The U.S. spends more than any other country on health care, yet Americans have lower life expectancy than people in most industrialized countries. Recent studies suggest that lower expenditures on social policies in the U.S. may contribute to less-favorable trends in life expectancy. This study tests the hypothesis that greater social spending will be positively associated with life expectancy across the countries of the Organisation of Economic Co-operation and Development and that the magnitude of these associations will outweigh those between government healthcare spending and life expectancy.
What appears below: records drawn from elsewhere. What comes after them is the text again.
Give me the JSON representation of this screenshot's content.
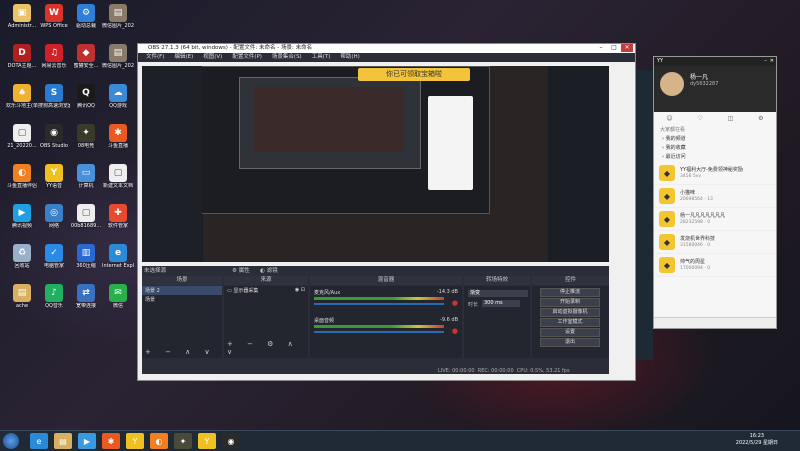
{
  "desktop_icons": [
    {
      "label": "Administr...",
      "color": "#e8c36a",
      "glyph": "▣"
    },
    {
      "label": "WPS Office",
      "color": "#d9342b",
      "glyph": "W"
    },
    {
      "label": "驱动总裁",
      "color": "#2f7fd9",
      "glyph": "⚙"
    },
    {
      "label": "微信图片_20220402...",
      "color": "#8a7a6a",
      "glyph": "▤"
    },
    {
      "label": "DOTA主题...",
      "color": "#b02020",
      "glyph": "D"
    },
    {
      "label": "网易云音乐",
      "color": "#d0202a",
      "glyph": "♫"
    },
    {
      "label": "蜜獾安全...",
      "color": "#c03030",
      "glyph": "◆"
    },
    {
      "label": "微信图片_20220402...",
      "color": "#8a7a6a",
      "glyph": "▤"
    },
    {
      "label": "欢乐斗地主(单机版)",
      "color": "#f0b030",
      "glyph": "♠"
    },
    {
      "label": "搜狗高速浏览器",
      "color": "#2a7ad0",
      "glyph": "S"
    },
    {
      "label": "腾讯QQ",
      "color": "#1a1a1a",
      "glyph": "Q"
    },
    {
      "label": "QQ游戏",
      "color": "#3a8ad8",
      "glyph": "☁"
    },
    {
      "label": "21_20220...",
      "color": "#eeeeee",
      "glyph": "▢"
    },
    {
      "label": "OBS Studio",
      "color": "#2a2a2a",
      "glyph": "◉"
    },
    {
      "label": "08电竞",
      "color": "#3a3a2a",
      "glyph": "✦"
    },
    {
      "label": "斗鱼直播",
      "color": "#e85a20",
      "glyph": "✱"
    },
    {
      "label": "斗鱼直播伴侣",
      "color": "#f08020",
      "glyph": "◐"
    },
    {
      "label": "YY语音",
      "color": "#f0c020",
      "glyph": "Y"
    },
    {
      "label": "计算机",
      "color": "#4a90d8",
      "glyph": "▭"
    },
    {
      "label": "新建文本文档",
      "color": "#eeeeee",
      "glyph": "▢"
    },
    {
      "label": "腾讯视频",
      "color": "#20a0e0",
      "glyph": "▶"
    },
    {
      "label": "网络",
      "color": "#3a80c8",
      "glyph": "◎"
    },
    {
      "label": "00b81689...",
      "color": "#eeeeee",
      "glyph": "▢"
    },
    {
      "label": "软件管家",
      "color": "#e84a30",
      "glyph": "✚"
    },
    {
      "label": "回收站",
      "color": "#9ab0c8",
      "glyph": "♻"
    },
    {
      "label": "电脑管家",
      "color": "#2a8ae8",
      "glyph": "✓"
    },
    {
      "label": "360压缩",
      "color": "#2a6ad0",
      "glyph": "▥"
    },
    {
      "label": "Internet Explorer",
      "color": "#2a8ad8",
      "glyph": "e"
    },
    {
      "label": "ache",
      "color": "#d8b060",
      "glyph": "▤"
    },
    {
      "label": "QQ音乐",
      "color": "#20b060",
      "glyph": "♪"
    },
    {
      "label": "宽带连接",
      "color": "#3a70c0",
      "glyph": "⇄"
    },
    {
      "label": "微信",
      "color": "#2ab04a",
      "glyph": "✉"
    }
  ],
  "obs": {
    "title": "OBS 27.1.3 (64 bit, windows) - 配置文件: 未命名 - 场景: 未命名",
    "menu": [
      "文件(F)",
      "编辑(E)",
      "视图(V)",
      "配置文件(P)",
      "场景集合(S)",
      "工具(T)",
      "帮助(H)"
    ],
    "not_selected": "未选择源",
    "props_btn": "属性",
    "filter_btn": "滤镜",
    "panel_scenes": "场景",
    "panel_sources": "来源",
    "panel_mixer": "混音器",
    "panel_transitions": "转场特效",
    "panel_controls": "控件",
    "scenes": [
      "场景 2",
      "场景"
    ],
    "sources": [
      "显示器采集"
    ],
    "mixer_tracks": [
      {
        "name": "麦克风/Aux",
        "db": "-14.3 dB"
      },
      {
        "name": "桌面音频",
        "db": "-9.6 dB"
      }
    ],
    "transition": "渐变",
    "duration_label": "时长",
    "duration_value": "300 ms",
    "controls": [
      "停止推流",
      "开始录制",
      "启动虚拟摄像机",
      "工作室模式",
      "设置",
      "退出"
    ],
    "status": {
      "live": "LIVE: 00:00:00",
      "rec": "REC: 00:00:00",
      "cpu": "CPU: 0.5%, 53.21 fps"
    }
  },
  "inner_popup": "你已可领取宝箱啦",
  "yy": {
    "app_title": "YY",
    "username": "杨一凡",
    "user_id": "dy5632287",
    "tabs": [
      "☺",
      "♡",
      "◫",
      "⚙"
    ],
    "section": "大家都在看",
    "groups": [
      "我的频道",
      "我的收藏",
      "最近访问"
    ],
    "items": [
      {
        "name": "YY福利大厅-免费领神秘奖励",
        "sub": "3456 5vv"
      },
      {
        "name": "小猫咪",
        "sub": "20698564 · 13"
      },
      {
        "name": "杨一凡凡凡凡凡凡凡",
        "sub": "28232598 · 0"
      },
      {
        "name": "发烧机世界科技",
        "sub": "31580046 · 0"
      },
      {
        "name": "帅气的周星",
        "sub": "17000094 · 0"
      }
    ]
  },
  "taskbar": {
    "time": "16:23",
    "date": "2022/5/29 星期日",
    "apps": [
      {
        "glyph": "e",
        "color": "#2a8ad8"
      },
      {
        "glyph": "▤",
        "color": "#d8b060"
      },
      {
        "glyph": "▶",
        "color": "#3a9ae0"
      },
      {
        "glyph": "✱",
        "color": "#e85a20"
      },
      {
        "glyph": "Y",
        "color": "#f0c020"
      },
      {
        "glyph": "◐",
        "color": "#f08020"
      },
      {
        "glyph": "✦",
        "color": "#4a4a3a"
      },
      {
        "glyph": "Y",
        "color": "#f0c020"
      },
      {
        "glyph": "◉",
        "color": "#2a2a2a"
      }
    ]
  }
}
In 2016, longitudinal data on six domains of social expenditures for the U.S. and 19 other wealthy nations between 1980 and 2010 were used to estimate the associations between prior year expenditures on education, family, unemployment, incapacity, old age, and active labor market programs, and period life expectancy using fixed effects models.
Controlling for a wide set of confounders and government healthcare expenditures, a 1% increase in prior year education expenditures was associated with 0.160 (95% CI=0.033, 0.286) of a year gain in life expectancy, whereas a 1% increase in prior year incapacity benefit expenditures was associated with 0.168 (95% CI=0.003, 0.333) of a year gain in life expectancy. Counterfactual models suggest that if the U.S. were to increase expenditures on education and incapacity to the levels of the country with the maximum expenditures, life expectancy would increase to 80.12 years.
The U.S. life expectancy lag could be considerably smaller if U.S. expenditures on education and incapacity programs were comparable with those in other high-income countries.
美国在医疗保健上的支出超过任何其他国家,但美国人的预期寿命却低于大多数工业化国家。最近的研究表明,美国在社会政策上的支出较低,可能导致预期寿命的不利趋势。本研究检验了这样一种假设,即更大的社会支出将与经合组织国家的预期寿命呈正相关,而这些关联的幅度将超过政府医疗支出与预期寿命之间的关联。
2016 年,使用美国和其他 19 个富裕国家在 1980 年至 2010 年期间六个社会支出领域的纵向数据,采用固定效应模型估计上一年度教育、家庭、失业、残疾、老年和积极劳动力市场计划支出与期间预期寿命之间的关联。
在控制了广泛的混杂因素和政府医疗支出后,上一年度教育支出增加 1%,预期寿命增加 0.160 年(95%CI=0.033, 0.286),而上一年度残疾津贴支出增加 1%,预期寿命增加 0.168 年(95%CI=0.003, 0.333)。反事实模型表明,如果美国将教育和残疾支出增加到支出最高的国家的水平,预期寿命将增加到 80.12 岁。
如果美国在教育和残疾计划上的支出与其他高收入国家相当,那么美国的预期寿命差距可能会大大缩小。